Una crítica estructural al poder estatal sobre el capital privado y sus efectos institucionales
EL BOTÍN DEL SOCIALISMO
Estatizar un recurso privado es robarlo al que lo ganó legítimamente
Por el Dr. Nelson Jorge Mosco Castellano
Esa perspectiva toca un nervio central de la filosofía política: el derecho de propiedad como extensión de la libertad individual.
Desde este ángulo, cualquier intervención del Estado sobre el capital privado no es solo una medida administrativa, sino una transgresión moral.
La Propiedad como Fruto del Trabajo
Bajo la premisa de autores como John Locke, el individuo es dueño de su cuerpo y, por extensión, del esfuerzo que este produce.
Cuando alguien transforma la realidad mediante su intelecto o su fuerza física, «mezcla» su trabajo con el recurso, convirtiéndolo en su propiedad legítima.

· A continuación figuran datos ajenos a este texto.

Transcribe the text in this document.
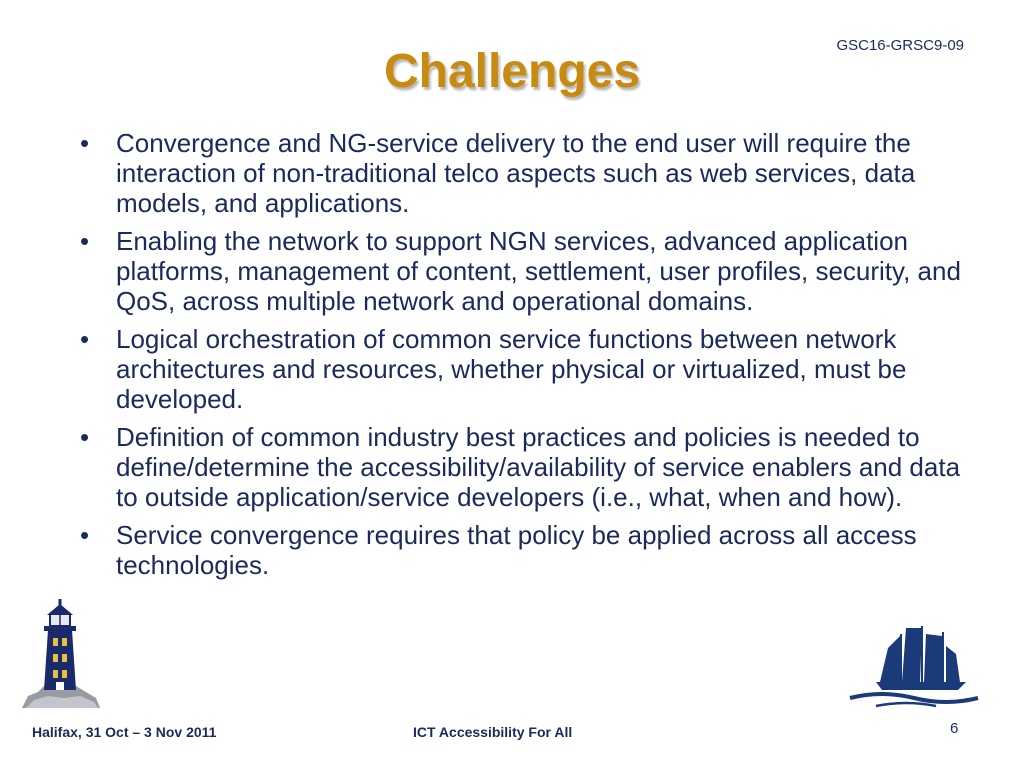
GSC16-GRSC9-09
Challenges
• Convergence and NG-service delivery to the end user will require the interaction of non-traditional telco aspects such as web services, data models, and applications.
• Enabling the network to support NGN services, advanced application platforms, management of content, settlement, user profiles, security, and QoS, across multiple network and operational domains.
• Logical orchestration of common service functions between network architectures and resources, whether physical or virtualized, must be developed.
• Definition of common industry best practices and policies is needed to define/determine the accessibility/availability of service enablers and data to outside application/service developers (i.e., what, when and how).
• Service convergence requires that policy be applied across all access technologies.
Halifax, 31 Oct – 3 Nov 2011	ICT Accessibility For All	6
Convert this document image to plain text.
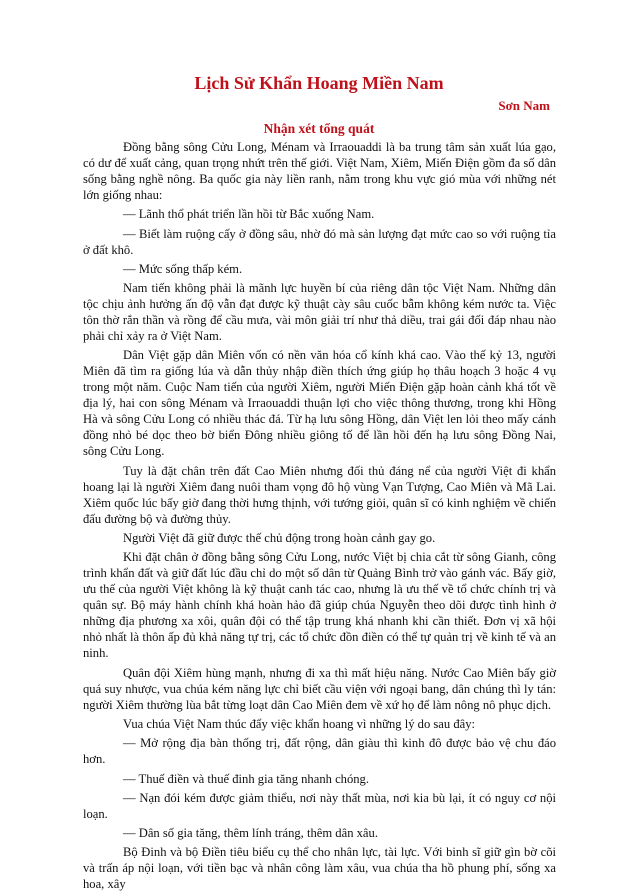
Lịch Sử Khẩn Hoang Miền Nam
Sơn Nam
Nhận xét tổng quát

Đồng bằng sông Cửu Long, Ménam và Irraouaddi là ba trung tâm sản xuất lúa gạo, có dư để xuất cảng, quan trọng nhứt trên thế giới. Việt Nam, Xiêm, Miến Điện gồm đa số dân sống bằng nghề nông. Ba quốc gia này liền ranh, nằm trong khu vực gió mùa với những nét lớn giống nhau:

— Lãnh thổ phát triển lần hồi từ Bắc xuống Nam.

— Biết làm ruộng cấy ở đồng sâu, nhờ đó mà sản lượng đạt mức cao so với ruộng tỉa ở đất khô.

— Mức sống thấp kém.

Nam tiến không phải là mãnh lực huyền bí của riêng dân tộc Việt Nam. Những dân tộc chịu ảnh hưởng ấn độ vẫn đạt được kỹ thuật cày sâu cuốc bẫm không kém nước ta. Việc tôn thờ rắn thần và rồng để cầu mưa, vài môn giải trí như thả diều, trai gái đối đáp nhau nào phải chỉ xảy ra ở Việt Nam.

Dân Việt gặp dân Miên vốn có nền văn hóa cổ kính khá cao. Vào thế kỷ 13, người Miên đã tìm ra giống lúa và dẫn thủy nhập điền thích ứng giúp họ thâu hoạch 3 hoặc 4 vụ trong một năm. Cuộc Nam tiến của người Xiêm, người Miến Điện gặp hoàn cảnh khá tốt về địa lý, hai con sông Ménam và Irraouaddi thuận lợi cho việc thông thương, trong khi Hồng Hà và sông Cửu Long có nhiều thác đá. Từ hạ lưu sông Hồng, dân Việt len lỏi theo mấy cánh đồng nhỏ bé dọc theo bờ biển Đông nhiều giông tố để lần hồi đến hạ lưu sông Đồng Nai, sông Cửu Long.

Tuy là đặt chân trên đất Cao Miên nhưng đối thủ đáng nể của người Việt đi khẩn hoang lại là người Xiêm đang nuôi tham vọng đô hộ vùng Vạn Tượng, Cao Miên và Mã Lai. Xiêm quốc lúc bấy giờ đang thời hưng thịnh, với tướng giỏi, quân sĩ có kinh nghiệm về chiến đấu đường bộ và đường thủy.

Người Việt đã giữ được thế chủ động trong hoàn cảnh gay go.

Khi đặt chân ở đồng bằng sông Cửu Long, nước Việt bị chia cắt từ sông Gianh, công trình khẩn đất và giữ đất lúc đầu chỉ do một số dân từ Quảng Bình trở vào gánh vác. Bấy giờ, ưu thế của người Việt không là kỹ thuật canh tác cao, nhưng là ưu thế về tổ chức chính trị và quân sự. Bộ máy hành chính khá hoàn hảo đã giúp chúa Nguyễn theo dõi được tình hình ở những địa phương xa xôi, quân đội có thể tập trung khá nhanh khi cần thiết. Đơn vị xã hội nhỏ nhất là thôn ấp đủ khả năng tự trị, các tổ chức đồn điền có thể tự quản trị về kinh tế và an ninh.

Quân đội Xiêm hùng mạnh, nhưng đi xa thì mất hiệu năng. Nước Cao Miên bấy giờ quá suy nhược, vua chúa kém năng lực chỉ biết cầu viện với ngoại bang, dân chúng thì ly tán: người Xiêm thường lùa bắt từng loạt dân Cao Miên đem về xứ họ để làm nông nô phục dịch.

Vua chúa Việt Nam thúc đẩy việc khẩn hoang vì những lý do sau đây:

— Mở rộng địa bàn thống trị, đất rộng, dân giàu thì kinh đô được bảo vệ chu đáo hơn.

— Thuế điền và thuế đinh gia tăng nhanh chóng.

— Nạn đói kém được giảm thiểu, nơi này thất mùa, nơi kia bù lại, ít có nguy cơ nội loạn.

— Dân số gia tăng, thêm lính tráng, thêm dân xâu.

Bộ Đinh và bộ Điền tiêu biểu cụ thể cho nhân lực, tài lực. Với binh sĩ giữ gìn bờ cõi và trấn áp nội loạn, với tiền bạc và nhân công làm xâu, vua chúa tha hồ phung phí, sống xa hoa, xây
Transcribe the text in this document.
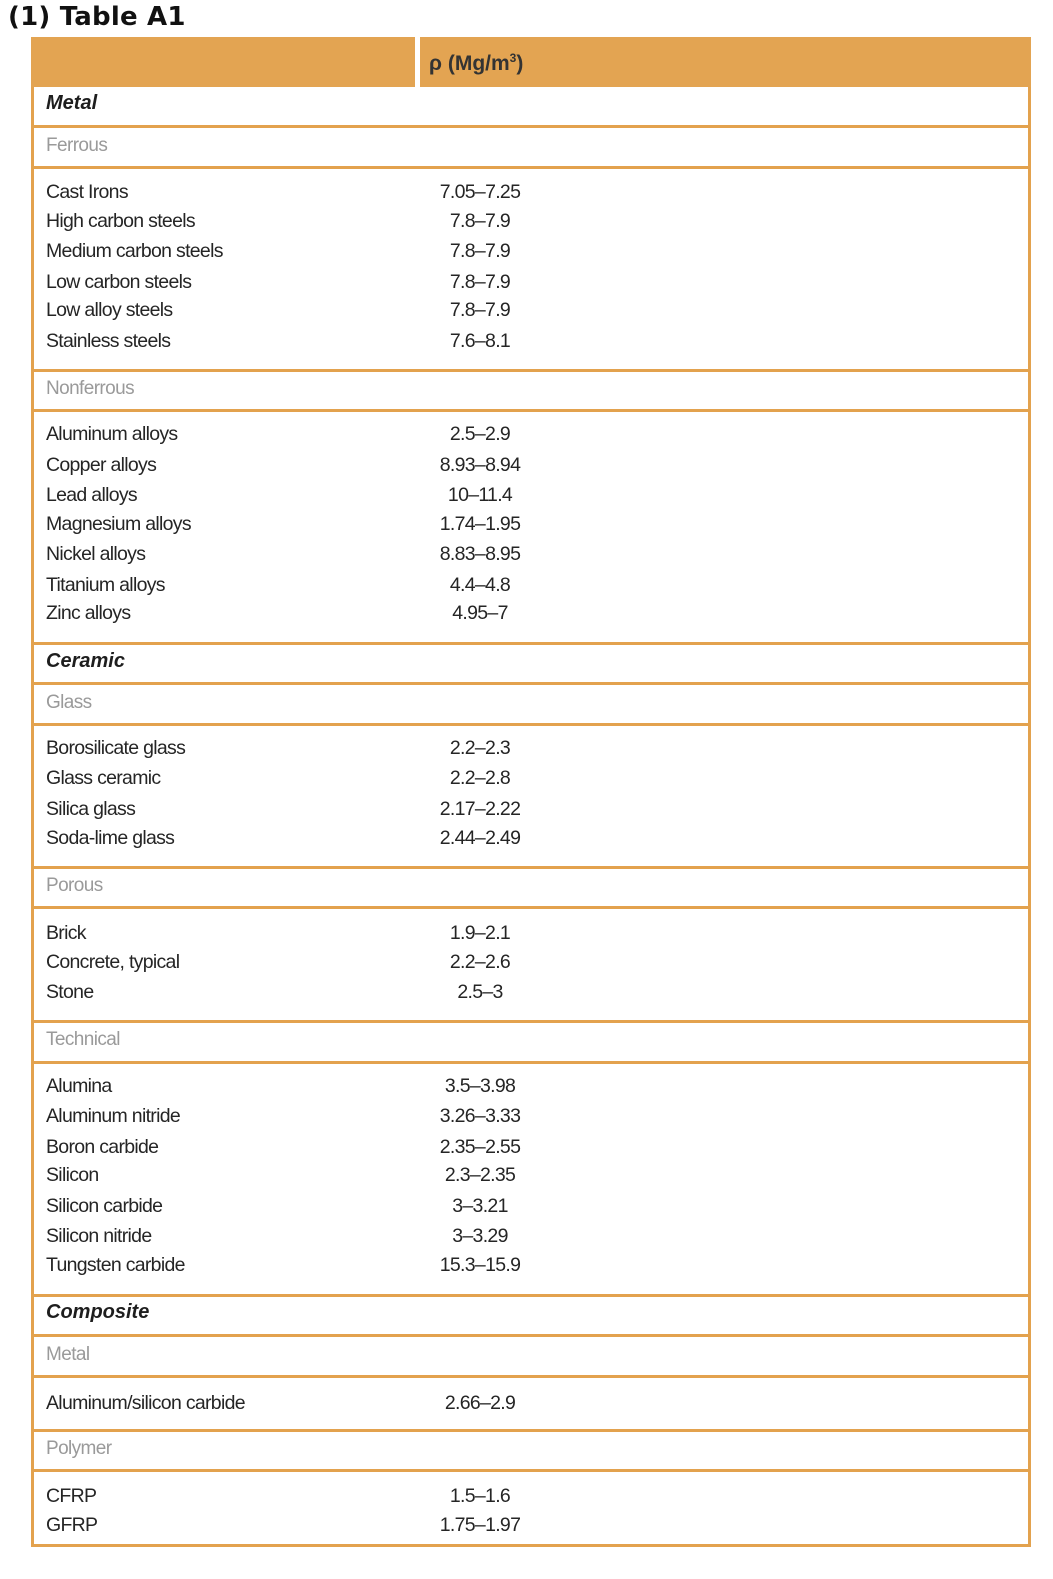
(1) Table A1
ρ $(Mg/m^3)$
Metal
Ferrous
Cast Irons	7.05–7.25
High carbon steels	7.8–7.9
Medium carbon steels	7.8–7.9
Low carbon steels	7.8–7.9
Low alloy steels	7.8–7.9
Stainless steels	7.6–8.1
Nonferrous
Aluminum alloys	2.5–2.9
Copper alloys	8.93–8.94
Lead alloys	10–11.4
Magnesium alloys	1.74–1.95
Nickel alloys	8.83–8.95
Titanium alloys	4.4–4.8
Zinc alloys	4.95–7
Ceramic
Glass
Borosilicate glass	2.2–2.3
Glass ceramic	2.2–2.8
Silica glass	2.17–2.22
Soda-lime glass	2.44–2.49
Porous
Brick	1.9–2.1
Concrete, typical	2.2–2.6
Stone	2.5–3
Technical
Alumina	3.5–3.98
Aluminum nitride	3.26–3.33
Boron carbide	2.35–2.55
Silicon	2.3–2.35
Silicon carbide	3–3.21
Silicon nitride	3–3.29
Tungsten carbide	15.3–15.9
Composite
Metal
Aluminum/silicon carbide	2.66–2.9
Polymer
CFRP	1.5–1.6
GFRP	1.75–1.97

Si el Estado confisca una parte de ese fruto sin un intercambio voluntario, está confiscando una parte de la vida y el tiempo del ciudadano.
La Ineficiencia de la Gestión Pública
La estatización suele justificarse bajo el concepto de «interés general».
Sin embargo, si el éxito privado corre el riesgo de ser absorbido por el Estado, el incentivo para crear y producir desaparece.
El Estado carece de los mecanismos de precios y competencia que tiene el sector privado, lo que deriva en una gestión menos eficiente de los recursos que antes eran productivos.
Un punto crítico es que el crecimiento del gasto público financiado por impuestos o deuda termina «robando» no solo al ciudadano actual, sino a las generaciones futuras. Se crea una carga financiera que los hijos y nietos no decidieron contraer, limitando su soberanía económica antes de que tengan voz propia.
En la práctica de las democracias modernas, existe una tensión constante entre socialismo y liberalismo.
El derecho de propiedad privada es otorgado por el Estado (decisión autoritaria) o es inherente al ser humano, y este debe tener decisión y control sobre lo que el Estado le quita.
El recurso privado es para la redistribución o la llamada “justicia social” y puede arbitrariamente disponer de él impíamente, o es una herramienta de progreso individual que impacta en el colectivo social.
El Estado puede intervenir para corregir lo que entienda son “fallas” del intercambio de valor entre las personas, o el Estado está limitado por el derecho de propiedad privada a ajustarse a la conformidad del uso que se hará de los recursos que aporta.
El problema que mantiene estancados a los pueblos es la falta de límites claros al poder central, permitiendo que la esfera de lo público devore constantemente la soberanía de lo privado.
Cuando la voluntad política es volátil y propende al abuso del derecho privado de decidir cuánto se aporta y para qué, la única defensa del ciudadano es una estructura constitucional que actúe como un «freno de mano» automático, y una estructura judicial con poder, recursos y decisión de salvaguardar los derechos individuales.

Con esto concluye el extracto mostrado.